Comunque si giudichi sui varî interrogativi aperti - e forse destinati a rimanere tali - una cosa si può dire: che la grotta di S. rappresenta una inscenatura fantastica e tipica, permeata dei più vari e labili elementi del gusto e dell'estro decorativo.
Bibl.: F. Fasolo, Architetture classiche a mare, I) La villa romana di Sperlonga, detta di Tiberio, in Quaderni dell'Istituto di Storia dell'Architettura, n. 14, 1956; II, Altre antichità del litorale di Sperlonga, ibid., n. 20-21, 1957; H. v. Heintze, Die neuen Funde von Sperlonga, in Gymnasium, LXV, 1958, pp. 481 ss.; M. Cagiano de Azevedo, Sperlonga o della critica d'arte in architettura, in Arch. Class., VIII, 1957, p. 218 ss.; G. Jacopi, I ritrovamenti dell'antro cosiddetto di Tiberio a Sperlonga, in Orme di Roma, IX, Roma 1958; id., Gli autori del Laocoonte e la loro cronologia alla luce delle scoperte dell'antro di Tiberio a Sperlonga, in Arch. Class., 1958, p. 160 ss. Per le segnalazioni e i ritrovamenti remoti cfr. G. Fiorelli, Giovanni Patroni: Sperlonga, in Not. Scavi, 1880, p. 480 s., risp. 1898, p. 493 s.; v. anche C. Picard, Du nouveau sur le groupe du Laocoon, in Revue Arch., 1959, II, pp. 117-119; G. Jacopi, L'antro di Tiberio a Sperlonga, Roma 1963.
(G. Jacopi)
I molti problemi sollevati da queste serie di sculture che decoravano la grotta si stanno ora discutendo ed elaborando da parte della critica archeologica internazionale e i varî aspetti sono stati oggetto di conferenze e di comunicazioni in Roma. Il Krarup ha sottoposto ad un riesame l'iscrizione di Faustino, mettendone in evidenza i precisi riferimenti ai temi dei gruppi statuarî, che sono stati ristudiati dal L'Orange, vagliando anche frammenti dei magazzini. Nel supposto Laocoonte egli, con l'Andreae, vede Polifemo, secondo l'opinione già diffusa fra la maggior parte degli archeologi, che è da ricostruire seduto probabilmente entro una cavità interna della grotta. Contro l'occhio del Ciclope Ulisse ed i compagni, di cui restano varie parti, stavano spingendo il palo acuminato, del quale abbiamo frammenti connessi con una mano. Un altro gruppo doveva raffigurare il ratto del Palladio, e sul basamento centrale del bacino interno è da collocare con certezza il grandioso gruppo della Scilla dalle code serpentine che avvolgevano i naufraghi compagni di Ulisse. La prora di nave viene riferita dal L'Orange all'episodio della morte del timoniere su cui si abbatteva l'albero maestro; la figura del barbato marinaio caduto sull'acrostolio è stata dal Säflund messa invece in rapporto con la Scilla, considerando, contro l'opinione del L'Orange, combaciante con la testa del timoniere la parte di calotta cranica con capelli afferrati da una mano molle, attribuita ad uno dei naufraghi.

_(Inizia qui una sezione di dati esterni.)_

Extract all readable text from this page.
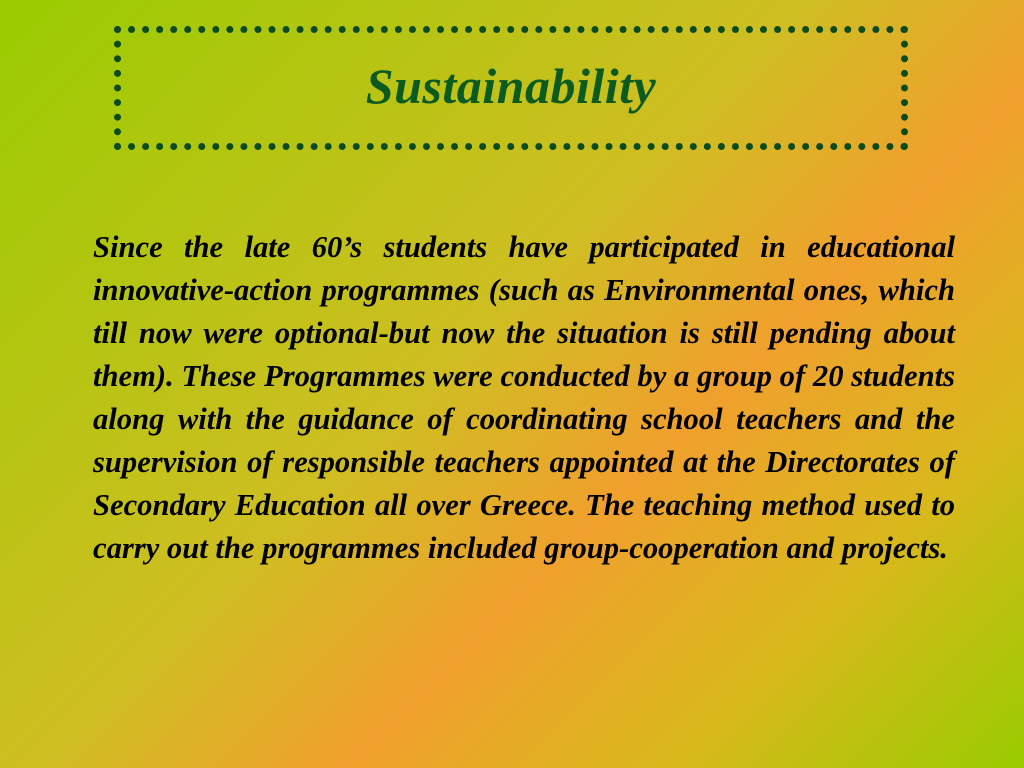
Sustainability

Since the late 60’s students have participated in educational innovative-action programmes (such as Environmental ones, which till now were optional-but now the situation is still pending about them). These Programmes were conducted by a group of 20 students along with the guidance of coordinating school teachers and the supervision of responsible teachers appointed at the Directorates of Secondary Education all over Greece. The teaching method used to carry out the programmes included group-cooperation and projects.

L'Andreae ha risollevato il problema della datazione dei gruppi statuarî, su cui varie sono le ipotesi e le opinioni; si discute infatti se siano originali ellenistici collocati nella grotta in periodo imperiale, oppure creazioni della prima metà del I sec. d. C. fatte intenzionalmente per la decorazione della grotta da scultori greci, oppure se siano di epoche diverse.
Bibl.: B. Andreae, Beobachtungen in Museum von S., in Röm. Mitt., LXXI, 1964, p. 238 ss.; H. P. L'Orange, Osservazioni sui ritrovamenti di S., in Acta Instit. Rom. Norvegiae, II, 1965, p. 261 ss. G. Säflund, Fynden i Tiberiusgrottan, Stoccolma 1966.